Oh, excuse me, of course the elite will be fine (students and institutions both) because they are rich to start with. I shouldn't forget to mention that.

The photo is one I took in Paris, November 2003, the now-legendary Anti-Pub action. It seemed to fit the bill better than a police kettle and window-breakers montage.

Links round up:
Al Robertson ("Golden") reprises Wm Gibson's Gernsback Continuum, with the wry 21st century twist that visions of a shiny perfect future that never happened bring hope and longing rather than disquiet. Somebody's messing around wickedly with a rockstar's most personal intellectual property, in the P K Dick continuum revisited by Chris Butler ("Have Guitar, Will Travel"). A feisty and well-connected heroine, in a far future space opera setting not a billion light years from Mr Ian M. Banks's Culture, has adventures on the edge of time and space (Lavie Tidhar, "Lode Stars"). . . The one I liked best (it's still lingering in my mind right now) was the more contemporary-feeling "Dolls", (Colin P.Davis),somewhere in Fred Pohl territory, and as a bonus there's a whimsical miniature from Tanith Lee. Respect for the traditions of genre, uniformly solid writing and a refreshingly international feel, what more could you ask? Cunningly placed for Christmas shoppers, The Immersion Book of SF bodes well for Carmelo Rafala's Brighton based Immersion Press.

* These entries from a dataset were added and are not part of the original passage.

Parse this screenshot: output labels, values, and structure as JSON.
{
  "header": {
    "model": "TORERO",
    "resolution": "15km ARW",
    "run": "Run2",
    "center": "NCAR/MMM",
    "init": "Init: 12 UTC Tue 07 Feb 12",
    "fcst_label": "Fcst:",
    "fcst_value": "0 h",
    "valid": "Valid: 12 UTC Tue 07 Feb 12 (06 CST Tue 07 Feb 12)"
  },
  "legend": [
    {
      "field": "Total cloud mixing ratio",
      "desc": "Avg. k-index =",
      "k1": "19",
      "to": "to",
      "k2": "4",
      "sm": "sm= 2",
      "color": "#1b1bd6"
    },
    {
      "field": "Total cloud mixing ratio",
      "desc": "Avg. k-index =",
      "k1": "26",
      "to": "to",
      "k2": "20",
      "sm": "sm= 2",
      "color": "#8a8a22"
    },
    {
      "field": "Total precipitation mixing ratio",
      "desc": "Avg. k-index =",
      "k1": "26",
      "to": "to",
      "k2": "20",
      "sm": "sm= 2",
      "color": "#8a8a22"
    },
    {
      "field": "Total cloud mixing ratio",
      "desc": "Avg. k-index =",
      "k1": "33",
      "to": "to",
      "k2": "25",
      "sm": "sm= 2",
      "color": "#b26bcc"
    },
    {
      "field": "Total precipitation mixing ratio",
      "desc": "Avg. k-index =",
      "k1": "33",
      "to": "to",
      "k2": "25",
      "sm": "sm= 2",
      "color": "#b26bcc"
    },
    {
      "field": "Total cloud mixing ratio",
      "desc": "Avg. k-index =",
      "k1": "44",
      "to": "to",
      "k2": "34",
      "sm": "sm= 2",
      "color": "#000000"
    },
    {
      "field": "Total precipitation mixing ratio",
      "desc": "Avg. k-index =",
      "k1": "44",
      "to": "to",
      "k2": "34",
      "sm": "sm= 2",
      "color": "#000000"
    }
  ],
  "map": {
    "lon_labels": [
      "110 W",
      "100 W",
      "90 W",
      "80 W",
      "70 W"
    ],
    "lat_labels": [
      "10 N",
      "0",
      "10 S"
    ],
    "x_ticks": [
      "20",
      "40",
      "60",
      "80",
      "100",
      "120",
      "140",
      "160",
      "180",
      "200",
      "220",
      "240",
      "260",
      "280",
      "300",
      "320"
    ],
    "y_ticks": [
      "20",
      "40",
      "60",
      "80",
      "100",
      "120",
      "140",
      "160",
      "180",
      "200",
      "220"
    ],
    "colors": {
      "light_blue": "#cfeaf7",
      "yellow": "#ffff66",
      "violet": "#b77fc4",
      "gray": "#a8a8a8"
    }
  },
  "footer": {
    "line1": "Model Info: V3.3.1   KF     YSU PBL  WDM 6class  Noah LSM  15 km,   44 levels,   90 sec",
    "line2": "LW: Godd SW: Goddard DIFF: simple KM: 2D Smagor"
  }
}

I hadn't heard from Mute Magazine for quite a while (original home of a very dirty, Swiftian story of mine, I Am An Anarchist, warning this is not pleasant material). Have they just found me again, or are the art and culture radical zineists having a growth spurt? Anyway, check them out. There seems to be a lot going on & I wish I could make it to the launch of No Room To Move. I'm very interested in public art at the moment.

Last but not least, don't forget From-Bar-to-Bar. Still running the most innovative and daring sf/related interviews on the planet. Charles Stross and Jeff Vandermeer are two of the victims to look out for.